Vice President of the Senate of Romania
- Incumbent
- Assumed office 26 June 2023
- President: Nicolae Ciucă
- Preceded by: Alina Gorghiu

Senator of Romania
- Incumbent
- Assumed office 21 December 2016
- Constituency: Caraș-Severin

Minister of Internal Affairs
- In office 4 November 2019 – 23 December 2020
- Prime Minister: Ludovic Orban
- Preceded by: Nicolae Moga
- Succeeded by: Lucian Bode

Personal details
- Born: 2 June 1963 (age 62) Armeniș, Romania
- Party: PNL
- Domestic partner: Gabriela Nicoleta Pleșa

= Marcel Vela =

Romanian politician (born 1963)

Ion-Marcel Vela (born 2 June 1963) is a Romanian politician who has served as Vice President of the Senate of Romania since 2023. A member of the National Liberal Party, he has been the Senator for Caraș-Severin since 2016. He previously served as Minister of Internal Affairs from 2019 to 2020, where he played a prominent role in the response to the COVID-19 pandemic in Romania.

== Education and career ==
Vela was born on 2 June 1963 in Armeniș in Caraș-Severin. He graduated from the Traian Doda High School and had higher education studies in polytechnics and legal sciences.

Vela was a founding member of the Caraș-Severin branch of the PNL in January 1990 and was a founding member of the Caraș-Severin Civil Alliance branch in 1990. He was chair of the Caransebeș PNL organisation from 1994 to 2004 and was vice-chair of the Caraș-Severin branch of the PNL from 1998 to 2008. In 2002, he became a member of the PNL National Representatives' Delegation and became Executive Secretary of the PNL in 2009. In 2010, he was elected member of the National Political Bureau and became executive deputy chairman in 2013.

Vela was Vice-Mayor of Caransebeș from 1992 to 1996 and municipal councillor from 1996 to 2000. From 2004 to 2016, Vela served as Mayor of Caransebeș.

== Senate and ministerial career (2016-present) ==
On 21 December 2016, Vela was elected as the senator for Caraș-Severin and was reelected in 2020.

=== Internal Affairs Minister (2019-2020) ===
On 9 March 2020, Vela announced the suspension of flights to and from Italy until 23 March.
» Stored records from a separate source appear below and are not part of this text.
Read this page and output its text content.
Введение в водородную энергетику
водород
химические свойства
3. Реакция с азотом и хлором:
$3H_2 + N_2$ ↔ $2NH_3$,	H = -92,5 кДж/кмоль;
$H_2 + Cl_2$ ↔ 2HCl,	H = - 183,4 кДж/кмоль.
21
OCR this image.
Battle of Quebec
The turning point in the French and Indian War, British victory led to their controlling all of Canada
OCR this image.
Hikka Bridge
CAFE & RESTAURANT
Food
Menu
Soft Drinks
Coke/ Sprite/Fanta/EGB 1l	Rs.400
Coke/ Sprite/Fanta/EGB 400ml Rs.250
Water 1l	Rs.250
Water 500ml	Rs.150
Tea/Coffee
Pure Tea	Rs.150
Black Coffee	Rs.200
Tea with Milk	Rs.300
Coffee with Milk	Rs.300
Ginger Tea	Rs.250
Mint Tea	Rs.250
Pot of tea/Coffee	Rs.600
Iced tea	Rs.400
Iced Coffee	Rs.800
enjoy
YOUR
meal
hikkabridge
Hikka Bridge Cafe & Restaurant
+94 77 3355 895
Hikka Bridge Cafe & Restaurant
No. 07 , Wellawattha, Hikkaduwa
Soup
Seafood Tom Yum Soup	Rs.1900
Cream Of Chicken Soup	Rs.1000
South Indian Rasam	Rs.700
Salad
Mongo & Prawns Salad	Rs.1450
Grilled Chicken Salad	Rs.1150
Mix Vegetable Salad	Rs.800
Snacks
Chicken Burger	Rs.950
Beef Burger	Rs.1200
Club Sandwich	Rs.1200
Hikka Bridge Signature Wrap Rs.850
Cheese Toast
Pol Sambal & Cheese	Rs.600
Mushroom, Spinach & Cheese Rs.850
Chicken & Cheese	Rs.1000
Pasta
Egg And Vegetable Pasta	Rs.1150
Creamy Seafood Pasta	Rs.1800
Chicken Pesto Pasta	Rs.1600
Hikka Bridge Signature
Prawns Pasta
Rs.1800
That same month, Vela sent a note to the President, Klaus Iohannis, to decree a state of emergency within the country. He stated that there would be a freeze on electricity, heat, gas, water and fuel prices during the state of emergency. On 21 March, Vela announced that there would be a curfew in order to slow the spread of the virus, as the country had recorded 367 infections up until that date. He also announced that Suceava, and eight surrounding villages would be placed under quarantine. The state of emergency in the country ended on 14 May, having been extended from the original end date.

Vela was not appointed to the Cîțu cabinet and was replaced by Lucian Bode, who thanked him for his handling of the ministry during the pandemic.

=== Vice President of the Senate (2023-) ===
Vela was elected as Vice President of the Senate following the appointment of Alina Gorghiu as Minister for Justice on 26 June 2023.

== Personal life ==
Vela has a daughter from his first marriage, Andra Vela, whose godfather is Daniel Chiţoiu. Vela's partner is Gabriela Nicoleta Pleșa.

== Honours ==

- In 2000, he was awarded the National Order of Faithful Service in the rank of Officer by President Emil Constantinescu.
- In 2004, he was bestowed the "Victory of the Romanian Revolution of December 1989" Order by President Ion Iliescu.
- In 2010, he was awarded the Order of Stephanus Magnus by Patriarch Daniel of Romania.
- In 2015, he was bestowed the "Fighter with a decisive role in the December 1989 Revolution" title by President Klaus Iohannis.